Actions like The Coca-Cola Co. NYSE: KO, Colgate-Palmolive NYSE:CLand even Residential equity NYSE: EQR it can bring the right mix of low beta (low volatility) behavior along with the financial stability of consumer staples stocks.
It’s all about Coca-Cola’s branding
Thousands of servings of Coca-Cola are enjoyed every day around the world, and virtually no region does not recognize the Coca-Cola logo or can say that its population has never tasted one. This penetration, loyalty, and brand recognition give Coca-Cola the kind of business moat Warren Buffett seeks.
Translated into financials, Coca-Cola’s gross margins are consistently above 58%. Such high margins allow Coca-Cola to keep its pricing power ahead of consumers, assuring investors that the stock could continue to beat inflation for the foreseeable future.
In a year where the U.S. inflation rate remained between 3-4%, 2023 saw Coca-Cola’s revenue rise 8%. What matters to investors is how this revenue is increased, because only 2% comes from growth in actual sales volume and 9% from price increases.
This stock is among the few elite stocks that can raise prices and still see demand grow, as customers are so accustomed and loyal to the brand regardless of price.
Knowing how important a reliable business like this will be in the coming months, analysts at Citigroup Inc. they raised their price targets on the stock to $68 per share, predicting a 14% upside from today’s prices.
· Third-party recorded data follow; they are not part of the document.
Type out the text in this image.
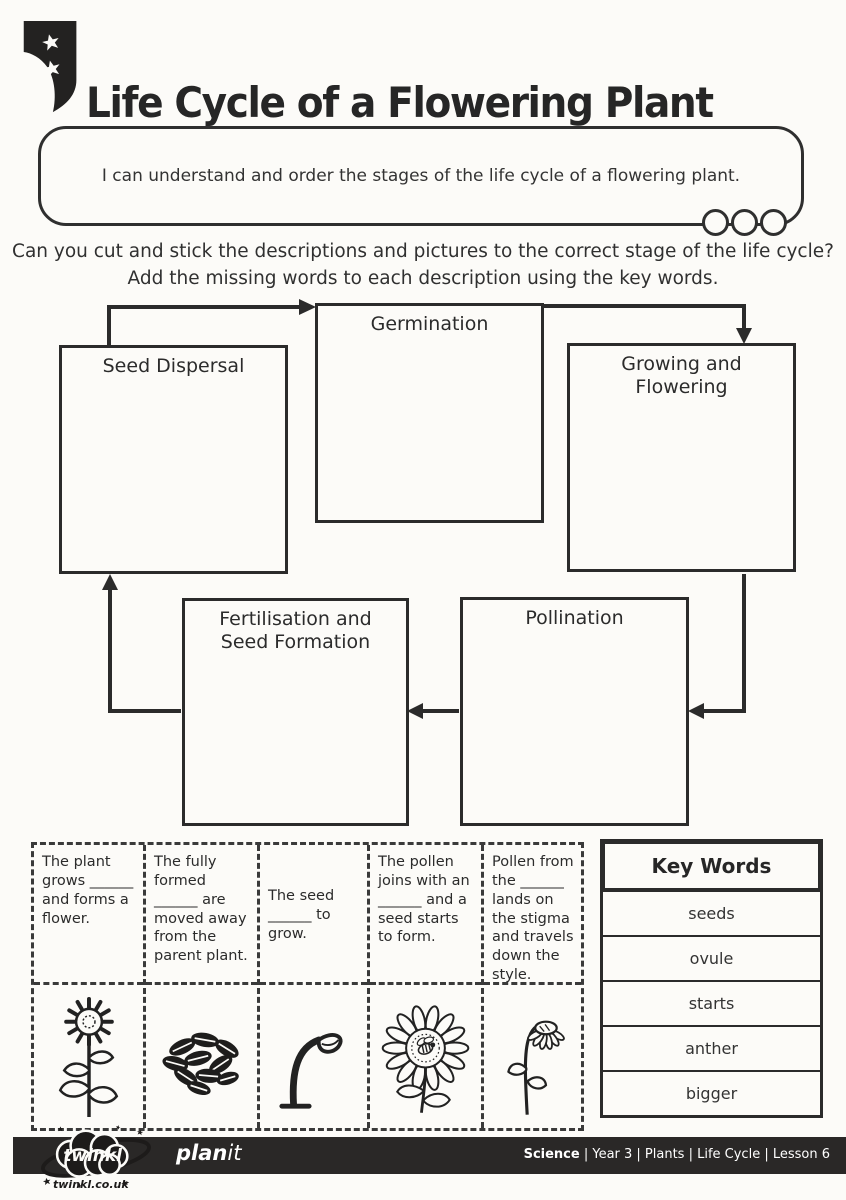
Life Cycle of a Flowering Plant
I can understand and order the stages of the life cycle of a flowering plant.
Can you cut and stick the descriptions and pictures to the correct stage of the life cycle?
Add the missing words to each description using the key words.
Germination
Seed Dispersal	Growing and Flowering
Fertilisation and Seed Formation
Pollination
The plant grows ______ and forms a flower.
The fully formed ______ are moved away from the parent plant.
The seed ______ to grow.
The pollen joins with an ______ and a seed starts to form.
Pollen from the ______ lands on the stigma and travels down the style.
Key Words
seeds
ovule
starts
anther
bigger
twinkl	planit	Science | Year 3 | Plants | Life Cycle | Lesson 6
twinkl.co.uk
Colgate’s Essentials investors can’t miss out
Whether the economy is booming or busting, and whether the VIX is at a five-year high or low, people will still need to brush their teeth in the morning and follow other personal hygiene routines. For this reason, Colgate’s low beta of just 0.4 can save portfolios from potential swings.
Like Coca-Cola, Colgate’s financials show a gross margin rate above 58%, demonstrating this company’s potential pricing power. Furthermore, the analysts of The Goldman Sachs Group they raised their ratings for the stock to $93 per share, a target 6% above today’s price.
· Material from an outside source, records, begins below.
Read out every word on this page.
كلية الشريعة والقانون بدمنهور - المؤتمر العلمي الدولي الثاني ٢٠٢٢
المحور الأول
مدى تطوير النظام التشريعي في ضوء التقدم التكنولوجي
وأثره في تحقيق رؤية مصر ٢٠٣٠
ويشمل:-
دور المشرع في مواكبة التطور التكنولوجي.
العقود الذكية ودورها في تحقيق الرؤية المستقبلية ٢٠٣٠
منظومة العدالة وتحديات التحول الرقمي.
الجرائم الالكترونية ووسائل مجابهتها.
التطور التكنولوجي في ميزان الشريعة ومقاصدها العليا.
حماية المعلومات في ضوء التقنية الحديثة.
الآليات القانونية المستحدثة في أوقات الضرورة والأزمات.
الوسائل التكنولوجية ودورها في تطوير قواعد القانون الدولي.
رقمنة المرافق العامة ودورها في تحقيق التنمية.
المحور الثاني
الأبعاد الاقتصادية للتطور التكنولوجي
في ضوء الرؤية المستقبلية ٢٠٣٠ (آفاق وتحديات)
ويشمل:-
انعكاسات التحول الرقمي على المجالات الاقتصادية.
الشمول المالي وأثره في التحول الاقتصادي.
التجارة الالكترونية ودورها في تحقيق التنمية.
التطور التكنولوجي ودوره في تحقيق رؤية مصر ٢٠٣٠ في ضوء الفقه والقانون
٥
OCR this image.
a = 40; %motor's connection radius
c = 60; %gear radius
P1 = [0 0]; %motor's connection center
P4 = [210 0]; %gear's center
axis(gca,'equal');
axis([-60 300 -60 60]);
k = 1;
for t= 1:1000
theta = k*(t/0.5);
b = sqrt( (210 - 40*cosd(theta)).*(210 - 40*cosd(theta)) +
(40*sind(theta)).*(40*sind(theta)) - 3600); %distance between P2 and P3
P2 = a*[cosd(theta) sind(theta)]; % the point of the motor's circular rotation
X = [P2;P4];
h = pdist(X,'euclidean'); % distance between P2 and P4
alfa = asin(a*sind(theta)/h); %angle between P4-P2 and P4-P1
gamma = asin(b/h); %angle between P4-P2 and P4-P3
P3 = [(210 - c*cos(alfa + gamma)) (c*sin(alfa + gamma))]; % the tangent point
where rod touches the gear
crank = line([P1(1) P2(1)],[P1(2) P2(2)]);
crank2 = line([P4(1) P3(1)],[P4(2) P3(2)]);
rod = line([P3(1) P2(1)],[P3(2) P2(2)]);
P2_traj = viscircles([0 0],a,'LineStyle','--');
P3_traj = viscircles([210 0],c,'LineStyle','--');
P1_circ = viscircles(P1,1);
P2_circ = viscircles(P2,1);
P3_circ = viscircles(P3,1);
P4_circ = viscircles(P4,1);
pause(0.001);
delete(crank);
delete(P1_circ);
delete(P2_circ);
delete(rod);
Reliable and predictable financial data allows for extensive capital management, which is reflected in the company’s average return on invested capital (ROIC). Over the last 5 years, Colgate has generated an average ROIC of more than 25%; not many others can say the same.
On a one-year performance, stock prices tend to track ROIC rates over the long term, which explains Colgate’s stunning 27% rally in the last 6 months alone.
Residential equity will always have rents
The VIX cushion portfolio would not be complete without the living aspect. Equity Residential’s portfolio will continue to pump out rental income as long as people need somewhere to live, preferably to rent.
Despite the increased volatility hitting markets, hopes of lower interest rates, priced in by May or June 2024 based on the FedWatch tool, are pushing the real estate sector higher.
In the latest quarter, Equity Residential outperformed the Vanguard Real Estate ETF by more than 5%, which could indicate a market preference towards residential properties over other types of properties.
This stock will not offer investors much growth potential because it is a real estate investment trust (REIT). What it can offer, however, is a dividend yield of 4.2% and a low beta of just 0.85. Because of these characteristics, the REIT is now 93% owned by institutions.
Zooming in slightly, the stock trades at a 32% discount to its 2022 high of $94.3 per share, reached the last time the Fed embarked on an interest rate cutting cycle. History may not repeat itself, but it may still rhyme for this title.
Before you consider Equity Residential, you’ll want to hear this.
MarketBeat tracks Wall Street’s highest-rated and best-performing research analysts and the stocks they recommend to their clients on a daily basis. MarketBeat identified the five stocks that top analysts are quietly whispering to their clients to buy now before the broader market takes hold… and Equity Residential wasn’t on the list.
While Equity Residential currently has a “Hold” rating among analysts, top analysts believe these five stocks are better buys.